Le poids de ses paroles sembla suspendre le moment, et Isla se retrouva incapable de détourner les yeux.Son expression, bien que toujours chaleureuse, laissait transparaître une trace de vulnérabilité qui reflétait ses propres insécurités d'une manière à laquelle elle ne s'attendait pas.
Elle se racla la gorge et redressa sa posture. « Vous semblez bien sûr de tout cela », dit-elle, retrouvant un ton mesuré.
« Des années d'entraînement », répondit Callum, bien que l'espièglerie de sa voix se soit légèrement adoucie.
Avant qu'elle ne puisse répondre, son téléphone vrombit sur la table. Il jeta un coup d'œil à l'écran, les sourcils froncés. « Je vais devoir y aller », dit-il en repoussant sa chaise. « Du travail m'attend, vous savez. »
L'ironie ne lui échappa pas, et un léger sourire effleura le coin de ses lèvres. « Bien sûr. »
Callum hésita, son regard s'attardant sur elle un instant de trop. « Vous devriez passer au centre d'art un de ces jours », dit-il, son ton décontracté mais ses yeux empreints de sincérité. « Ce n'est pas juste un projet pour moi, c'est… personnel. »
Isla cligna des yeux, prise au dépourvu par le changement de ton. « Je vais… y réfléchir », dit-elle avec prudence.
Il sourit, un sourire en coin qui semblait contenir mille mots tus. « Parfait. À bientôt, Mlle Merrick. »
Et sur ces mots, il partit, laissant Isla seule à la table, son thé refroidissant entre ses mains. Elle fixa la chaise vide devant elle, ses pensées tourbillonnant de questions qu'elle ne s'attendait pas à se poser.

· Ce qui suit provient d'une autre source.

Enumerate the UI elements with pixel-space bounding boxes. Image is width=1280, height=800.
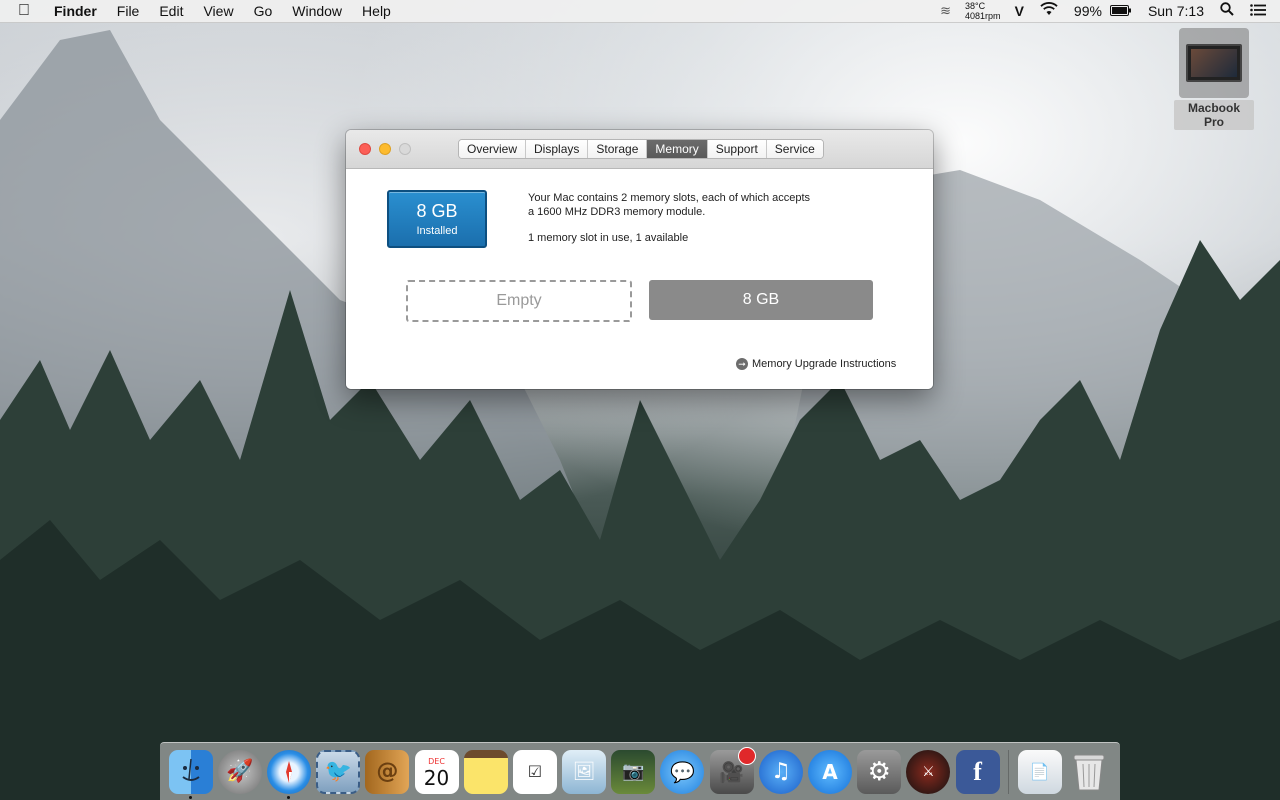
tab-overview[interactable]: Overview (459, 140, 527, 158)
installed-memory-label: Installed (416, 225, 458, 237)
menu-app-name[interactable]: Finder (44, 0, 107, 22)
finder-icon[interactable] (168, 749, 213, 799)
notes-icon[interactable] (463, 749, 508, 794)
battery-percent[interactable]: 99% (1066, 0, 1110, 22)
notification-center-icon[interactable] (1242, 0, 1280, 22)
contacts-icon[interactable]: @ (365, 749, 410, 794)
desktop-wallpaper (0, 30, 1280, 800)
memory-description-line1: Your Mac contains 2 memory slots, each o… (528, 192, 811, 204)
tab-bar: Overview Displays Storage Memory Support… (458, 139, 824, 159)
preview-icon[interactable]: 🖼 (562, 749, 607, 794)
window-titlebar[interactable]: Overview Displays Storage Memory Support… (346, 130, 933, 169)
apple-menu-icon[interactable]:  (0, 0, 44, 22)
downloads-stack-icon[interactable]: 📄 (1017, 749, 1062, 794)
tab-displays[interactable]: Displays (526, 140, 589, 158)
trash-icon[interactable] (1067, 750, 1111, 794)
macbook-pro-thumbnail-icon (1179, 28, 1249, 98)
memory-upgrade-link[interactable]: ➞ Memory Upgrade Instructions (736, 358, 896, 370)
memory-upgrade-label: Memory Upgrade Instructions (752, 358, 897, 370)
menu-bar:  Finder File Edit View Go Window Help ≋… (0, 0, 1280, 23)
memory-description: Your Mac contains 2 memory slots, each o… (528, 191, 868, 245)
messages-icon[interactable]: 💬 (660, 749, 705, 794)
desktop-icon-macbook-pro[interactable]: Macbook Pro (1174, 28, 1254, 131)
menu-file[interactable]: File (107, 0, 150, 22)
running-indicator (287, 795, 291, 799)
tab-service[interactable]: Service (766, 140, 823, 158)
wifi-icon[interactable] (1032, 0, 1066, 22)
spotlight-search-icon[interactable] (1212, 0, 1242, 22)
itunes-icon[interactable]: ♫ (758, 749, 803, 794)
facetime-icon[interactable]: 🎥 (709, 746, 756, 794)
menu-edit[interactable]: Edit (149, 0, 193, 22)
calendar-month: DEC (428, 756, 445, 766)
tab-storage[interactable]: Storage (588, 140, 648, 158)
minimize-button[interactable] (379, 143, 391, 155)
wireless-diagnostics-icon[interactable]: ≋ (932, 0, 959, 22)
memory-panel: 8 GB Installed Your Mac contains 2 memor… (346, 169, 933, 389)
dota-2-icon[interactable]: ⚔ (906, 749, 951, 794)
temperature-fan-status[interactable]: 38°C 4081rpm (959, 1, 1007, 21)
menu-go[interactable]: Go (244, 0, 283, 22)
notification-badge (737, 746, 756, 765)
arrow-circle-icon: ➞ (736, 358, 748, 370)
facebook-icon[interactable]: f (955, 749, 1000, 794)
tab-support[interactable]: Support (707, 140, 767, 158)
menu-help[interactable]: Help (352, 0, 401, 22)
system-preferences-icon[interactable]: ⚙ (857, 749, 902, 794)
menu-window[interactable]: Window (282, 0, 352, 22)
fan-readout: 4081rpm (965, 11, 1001, 21)
launchpad-icon[interactable]: 🚀 (217, 749, 262, 794)
zoom-button[interactable] (399, 143, 411, 155)
photo-booth-icon[interactable]: 📷 (611, 749, 656, 794)
reminders-icon[interactable]: ☑ (512, 749, 557, 794)
menu-view[interactable]: View (193, 0, 243, 22)
dock-separator (1008, 749, 1010, 794)
close-button[interactable] (359, 143, 371, 155)
window-controls (359, 143, 411, 155)
memory-slot-status: 1 memory slot in use, 1 available (528, 232, 689, 244)
app-store-icon[interactable]: A (808, 749, 853, 794)
memory-description-line2: a 1600 MHz DDR3 memory module. (528, 206, 706, 218)
menu-clock[interactable]: Sun 7:13 (1140, 0, 1212, 22)
memory-slot-empty: Empty (406, 280, 632, 322)
about-this-mac-window: Overview Displays Storage Memory Support… (346, 130, 933, 389)
safari-icon[interactable] (266, 749, 311, 799)
installed-memory-size: 8 GB (416, 201, 458, 221)
memory-slot-installed: 8 GB (649, 280, 873, 320)
v-app-icon[interactable]: V (1007, 0, 1032, 22)
dock: 🚀 🐦 @ DEC 20 ☑ 🖼 📷 💬 🎥 ♫ A ⚙ ⚔ f 📄 (160, 742, 1120, 800)
running-indicator (189, 795, 193, 799)
battery-icon[interactable] (1109, 0, 1140, 22)
calendar-icon[interactable]: DEC 20 (414, 749, 459, 794)
tab-memory[interactable]: Memory (647, 140, 708, 158)
installed-memory-badge: 8 GB Installed (387, 190, 487, 248)
mail-icon[interactable]: 🐦 (316, 749, 361, 794)
calendar-day: 20 (423, 765, 450, 790)
temperature-readout: 38°C (965, 1, 986, 11)
desktop-icon-label: Macbook Pro (1174, 100, 1254, 130)
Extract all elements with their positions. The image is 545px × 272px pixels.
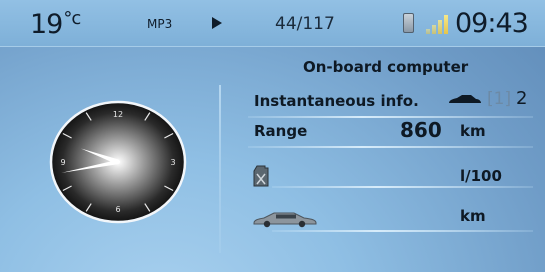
numeral-6: 6 bbox=[115, 205, 120, 214]
trip-selector-2[interactable]: 2 bbox=[516, 88, 527, 109]
car-icon bbox=[449, 95, 481, 103]
track-counter: 44/117 bbox=[275, 14, 335, 34]
fuel-can-icon bbox=[253, 165, 269, 187]
row-divider bbox=[272, 186, 533, 188]
consumption-unit: l/100 bbox=[460, 167, 502, 185]
play-icon[interactable] bbox=[212, 17, 222, 29]
phone-icon bbox=[403, 13, 414, 33]
digital-clock: 09:43 bbox=[455, 8, 529, 39]
car-display-screen: 19°c MP3 44/117 09:43 On-board computer … bbox=[0, 0, 545, 272]
temperature-unit: °c bbox=[63, 8, 81, 29]
analog-clock: 12 3 6 9 bbox=[49, 100, 187, 224]
range-label: Range bbox=[254, 122, 308, 140]
numeral-3: 3 bbox=[170, 158, 175, 167]
row-divider bbox=[248, 146, 533, 148]
range-unit: km bbox=[460, 122, 486, 140]
temperature-readout: 19°c bbox=[30, 8, 81, 40]
car-icon bbox=[253, 212, 317, 228]
row-divider bbox=[272, 230, 533, 232]
numeral-9: 9 bbox=[60, 158, 65, 167]
range-value: 860 bbox=[400, 118, 442, 142]
speed-unit: km bbox=[460, 207, 486, 225]
panel-title: On-board computer bbox=[303, 58, 469, 76]
panel-divider bbox=[219, 85, 221, 253]
trip-selector-1[interactable]: [1] bbox=[487, 89, 511, 109]
temperature-value: 19 bbox=[30, 9, 63, 40]
clock-hub bbox=[116, 160, 120, 164]
instantaneous-info-label[interactable]: Instantaneous info. bbox=[254, 92, 419, 110]
audio-source-label[interactable]: MP3 bbox=[147, 17, 172, 31]
numeral-12: 12 bbox=[113, 110, 123, 119]
status-bar: 19°c MP3 44/117 09:43 bbox=[0, 0, 545, 47]
row-divider bbox=[248, 116, 533, 118]
signal-icon bbox=[424, 12, 454, 34]
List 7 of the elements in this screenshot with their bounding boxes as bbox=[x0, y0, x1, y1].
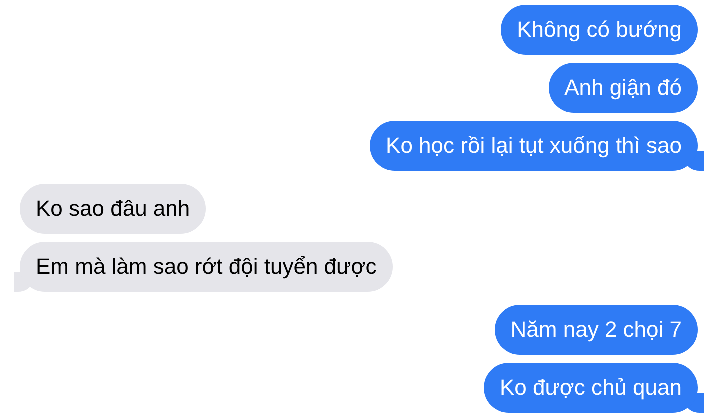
message-bubble: Em mà làm sao rớt đội tuyển được bbox=[20, 242, 393, 292]
message-bubble: Anh giận đó bbox=[548, 63, 698, 113]
message-bubble: Ko học rồi lại tụt xuống thì sao bbox=[370, 121, 698, 171]
message-bubble: Năm nay 2 chọi 7 bbox=[494, 305, 698, 355]
message-bubble: Ko được chủ quan bbox=[484, 363, 698, 413]
message-bubble: Ko sao đâu anh bbox=[20, 184, 206, 234]
message-bubble: Không có bướng bbox=[501, 5, 698, 55]
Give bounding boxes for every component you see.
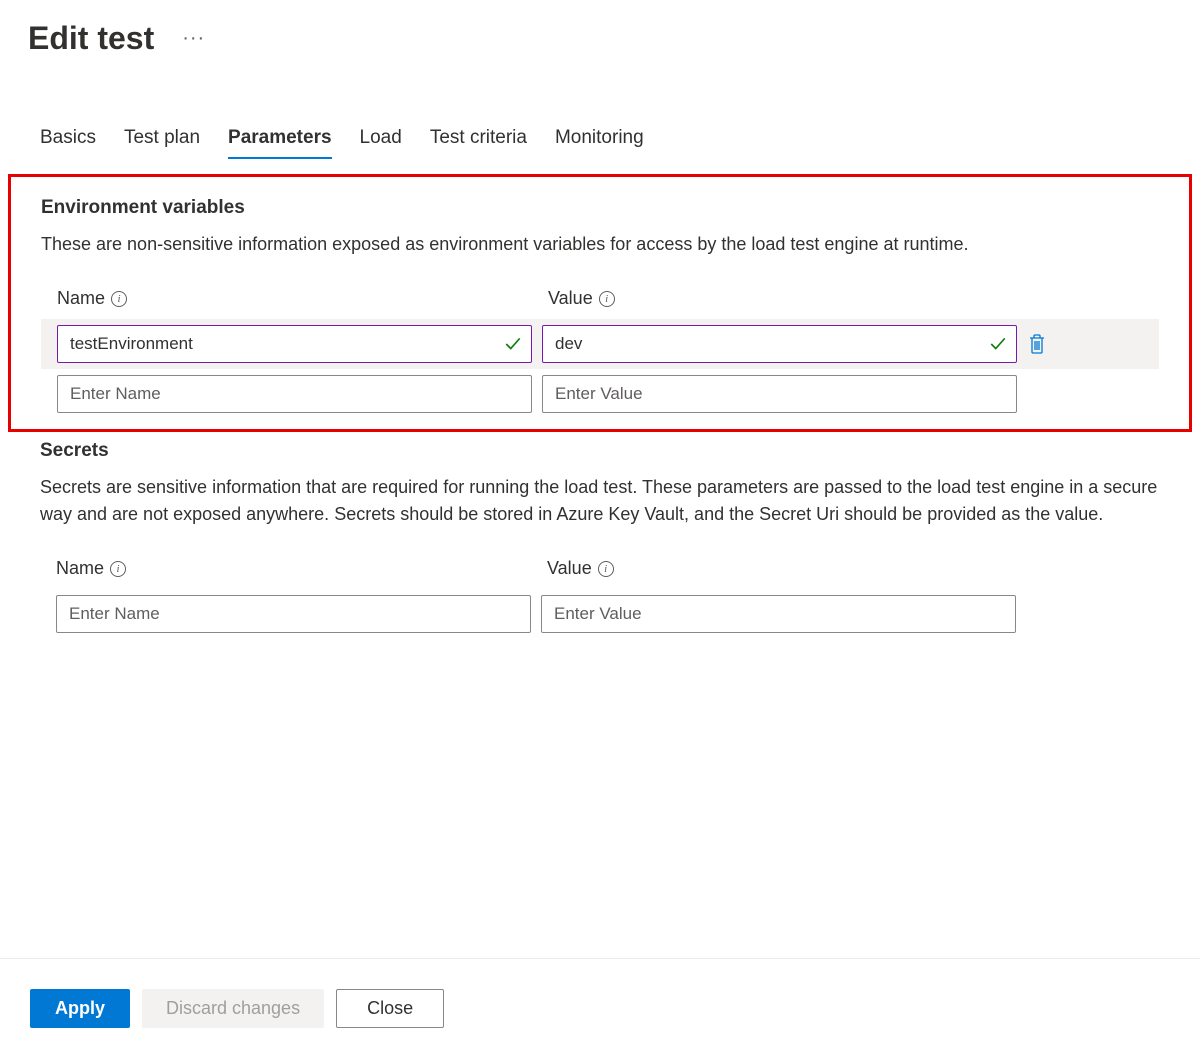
close-button[interactable]: Close	[336, 989, 444, 1028]
env-value-header-label: Value	[548, 288, 593, 309]
secrets-section-description: Secrets are sensitive information that a…	[40, 474, 1160, 528]
tab-monitoring[interactable]: Monitoring	[555, 127, 644, 159]
env-section-description: These are non-sensitive information expo…	[41, 231, 1159, 258]
secrets-value-header-label: Value	[547, 558, 592, 579]
info-icon[interactable]: i	[598, 561, 614, 577]
env-value-input-empty[interactable]	[542, 375, 1017, 413]
footer: Apply Discard changes Close	[0, 958, 1200, 1028]
env-value-header: Value i	[548, 288, 1023, 309]
env-name-input-empty[interactable]	[57, 375, 532, 413]
secrets-name-input[interactable]	[56, 595, 531, 633]
page-title: Edit test	[28, 20, 154, 57]
env-name-header-label: Name	[57, 288, 105, 309]
more-icon[interactable]: ···	[174, 23, 213, 54]
tab-parameters[interactable]: Parameters	[228, 127, 332, 159]
env-section-title: Environment variables	[41, 197, 1159, 219]
env-variables-highlight: Environment variables These are non-sens…	[8, 174, 1192, 432]
env-value-input[interactable]	[542, 325, 1017, 363]
tab-test-plan[interactable]: Test plan	[124, 127, 200, 159]
tab-test-criteria[interactable]: Test criteria	[430, 127, 527, 159]
env-row-empty	[41, 369, 1159, 419]
env-name-header: Name i	[57, 288, 532, 309]
apply-button[interactable]: Apply	[30, 989, 130, 1028]
delete-icon[interactable]	[1027, 333, 1047, 355]
secrets-section-title: Secrets	[40, 440, 1160, 462]
env-name-input[interactable]	[57, 325, 532, 363]
info-icon[interactable]: i	[599, 291, 615, 307]
tab-basics[interactable]: Basics	[40, 127, 96, 159]
secrets-name-header: Name i	[56, 558, 531, 579]
tab-load[interactable]: Load	[360, 127, 402, 159]
discard-button[interactable]: Discard changes	[142, 989, 324, 1028]
tab-bar: Basics Test plan Parameters Load Test cr…	[0, 127, 1200, 159]
env-row-filled	[41, 319, 1159, 369]
secrets-value-input[interactable]	[541, 595, 1016, 633]
secrets-value-header: Value i	[547, 558, 1022, 579]
secrets-row-empty	[40, 589, 1160, 639]
info-icon[interactable]: i	[111, 291, 127, 307]
secrets-name-header-label: Name	[56, 558, 104, 579]
info-icon[interactable]: i	[110, 561, 126, 577]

Ses doigts effleurèrent le bord de sa tablette, et elle l'ouvrit instinctivement. Mais alors qu'elle fixait la page blanche, elle hésita. Pendant un court instant, elle imagina écrire quelque chose de non structuré, d'indéfini—une pensée qui la surprit au point qu'elle referma brusquement la couverture.
Ce n'était pas le moment de se laisser distraire, se rappela-t-elle.
Et pourtant, alors qu'elle sortait dans l'air frais du matin, le tableau de travers et les paroles de Callum lui restaient en tête. Quelque chose avait changé, imperceptiblement, dans le monde soigneusement ordonné qu'elle s'était construit.